When I least want a lecture that’s when I’ll find him there!
WILSON (spoken): Time for that dance interlude, I guess.
(Instrumental break, change of key; WILSON begins a few dance steps; HOUSE observes, still seated.)
WILSON:
Well, maybe we’re both crazy.
HOUSE:
The logic’s hazy…
WILSON:
But his antics are amusing,
Even when they’re quite confusing
So if I’m the crutch that he’s using…
(Instrumental break; HOUSE stops WILSON’S dancing with a strategic application of cane to shins; return to original melody.)
WILSON:
We need each other.
HOUSE:
Like symbiotes or brothers.
Never mind the others-he’s the one that will stay.
WILSON:
I endure vices, and make some sacrifices,
But in the end the price is one that I’m glad to pay.
HOUSE:
I say that I need no one;
That way, I know I won’t be betrayed.
WILSON:
But I wouldn’t let him drive me off.
HOUSE:
Despite all the times I yelled and scoffed.
WILSON:
Maybe this arrangement’s stressful
But ultimately successful.
HOUSE:
And I can’t imagine working
Sans my bud beside me smirking,
Maybe pranking,
Maybe joking.
WILSON:
Maybe driven into stroking.
Either way, all the provoking
It will somehow end well,
And that’s why I’ll never tell.
I swear that I’ll never tell.
HOUSE (smirking):
Although I could.
WILSON (pointedly rubbing his shin):
Although I should.
HOUSE:
I take the fifth.
Just move along.
BOTH:
I’ll never tell!
[End song.]
WILSON (to HOUSE): That was...uncommonly positive of you.

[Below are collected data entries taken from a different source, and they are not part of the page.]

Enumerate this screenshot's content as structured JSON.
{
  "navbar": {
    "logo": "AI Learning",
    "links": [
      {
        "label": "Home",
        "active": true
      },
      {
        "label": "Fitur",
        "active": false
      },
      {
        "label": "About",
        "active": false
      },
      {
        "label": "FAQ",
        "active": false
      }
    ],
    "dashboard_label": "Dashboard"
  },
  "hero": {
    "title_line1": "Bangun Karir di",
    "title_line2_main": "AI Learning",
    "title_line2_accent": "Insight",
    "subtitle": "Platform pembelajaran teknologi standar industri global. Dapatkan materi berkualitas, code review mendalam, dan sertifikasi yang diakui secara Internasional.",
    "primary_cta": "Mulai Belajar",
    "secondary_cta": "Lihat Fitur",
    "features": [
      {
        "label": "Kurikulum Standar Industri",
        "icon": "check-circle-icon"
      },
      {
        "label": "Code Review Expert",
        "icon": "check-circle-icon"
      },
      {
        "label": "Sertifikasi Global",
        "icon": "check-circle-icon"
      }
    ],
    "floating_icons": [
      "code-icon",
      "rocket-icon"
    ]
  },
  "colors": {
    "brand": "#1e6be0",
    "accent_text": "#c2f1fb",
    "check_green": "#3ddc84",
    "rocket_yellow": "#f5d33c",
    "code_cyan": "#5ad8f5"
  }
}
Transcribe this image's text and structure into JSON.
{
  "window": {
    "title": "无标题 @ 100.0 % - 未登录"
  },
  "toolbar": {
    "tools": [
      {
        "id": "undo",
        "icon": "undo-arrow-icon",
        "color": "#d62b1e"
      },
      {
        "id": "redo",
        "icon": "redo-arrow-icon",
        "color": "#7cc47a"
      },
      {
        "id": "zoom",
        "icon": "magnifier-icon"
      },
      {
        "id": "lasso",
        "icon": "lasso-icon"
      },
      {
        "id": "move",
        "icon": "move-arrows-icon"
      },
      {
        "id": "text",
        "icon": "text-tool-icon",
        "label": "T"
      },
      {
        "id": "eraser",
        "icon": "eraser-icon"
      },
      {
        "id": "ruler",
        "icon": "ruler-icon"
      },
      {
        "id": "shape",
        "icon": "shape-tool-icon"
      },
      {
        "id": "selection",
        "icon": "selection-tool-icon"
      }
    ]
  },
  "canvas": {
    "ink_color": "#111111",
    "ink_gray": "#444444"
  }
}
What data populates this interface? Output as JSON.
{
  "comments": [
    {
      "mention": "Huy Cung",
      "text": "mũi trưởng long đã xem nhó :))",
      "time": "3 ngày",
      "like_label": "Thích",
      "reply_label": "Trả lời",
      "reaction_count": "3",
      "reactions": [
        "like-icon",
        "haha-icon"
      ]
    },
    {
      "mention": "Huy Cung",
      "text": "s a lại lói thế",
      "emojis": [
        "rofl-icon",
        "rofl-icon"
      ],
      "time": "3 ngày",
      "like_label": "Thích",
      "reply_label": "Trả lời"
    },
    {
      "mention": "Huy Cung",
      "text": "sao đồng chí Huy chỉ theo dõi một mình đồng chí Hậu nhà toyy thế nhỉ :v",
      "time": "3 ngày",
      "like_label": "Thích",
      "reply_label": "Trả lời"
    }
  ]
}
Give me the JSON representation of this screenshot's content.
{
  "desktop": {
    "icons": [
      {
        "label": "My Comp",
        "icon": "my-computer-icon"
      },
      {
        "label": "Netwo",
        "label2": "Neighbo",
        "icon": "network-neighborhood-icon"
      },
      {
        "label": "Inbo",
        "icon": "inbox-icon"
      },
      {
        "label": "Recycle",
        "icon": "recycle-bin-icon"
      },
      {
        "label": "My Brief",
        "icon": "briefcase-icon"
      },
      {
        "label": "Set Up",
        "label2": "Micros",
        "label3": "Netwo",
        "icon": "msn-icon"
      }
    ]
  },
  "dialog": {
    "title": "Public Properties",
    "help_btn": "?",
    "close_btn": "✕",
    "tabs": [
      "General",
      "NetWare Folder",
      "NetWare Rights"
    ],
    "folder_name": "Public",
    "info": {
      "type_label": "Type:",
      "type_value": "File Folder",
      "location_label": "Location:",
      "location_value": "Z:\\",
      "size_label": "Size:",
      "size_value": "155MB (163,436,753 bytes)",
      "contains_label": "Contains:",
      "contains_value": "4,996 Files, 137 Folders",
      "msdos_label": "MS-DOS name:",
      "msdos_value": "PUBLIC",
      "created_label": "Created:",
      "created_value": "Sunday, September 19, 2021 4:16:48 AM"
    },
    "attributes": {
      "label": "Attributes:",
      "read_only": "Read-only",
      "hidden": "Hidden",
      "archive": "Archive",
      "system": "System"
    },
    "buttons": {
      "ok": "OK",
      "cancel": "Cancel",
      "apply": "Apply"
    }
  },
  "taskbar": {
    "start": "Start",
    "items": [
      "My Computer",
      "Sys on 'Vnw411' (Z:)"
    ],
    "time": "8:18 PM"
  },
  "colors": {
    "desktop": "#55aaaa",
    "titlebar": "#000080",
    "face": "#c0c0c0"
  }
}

HOUSE: It was the song talking-I haven’t had to be that candid about my emotions since I ditched Stacy. Did I mention this vaudeville routine is getting old?
WILSON: Not to me, but I’m sure you’ve been complaining all morning.
HOUSE (disgruntled): Of course I’ve been complaining-if I wanted to sing, I wouldn’t’ve become a doctor!
WILSON: It’s not that bad-my younger patients were really entertained when I sang while they were getting morning meds.
HOUSE (interestedly): Something upbeat and heartwarming, or did they all end up crying over their terminal prognoses?
WILSON (frowns): They’re not all terminal. And it was nice; full of hope. Some of them made great backup singers.
HOUSE (with a pained expression): Thank God I was nowhere near that. I’ve had about as much sweetness as I can stomach.
(Cut to CUDDY, waiting by the fourth floor elevator.)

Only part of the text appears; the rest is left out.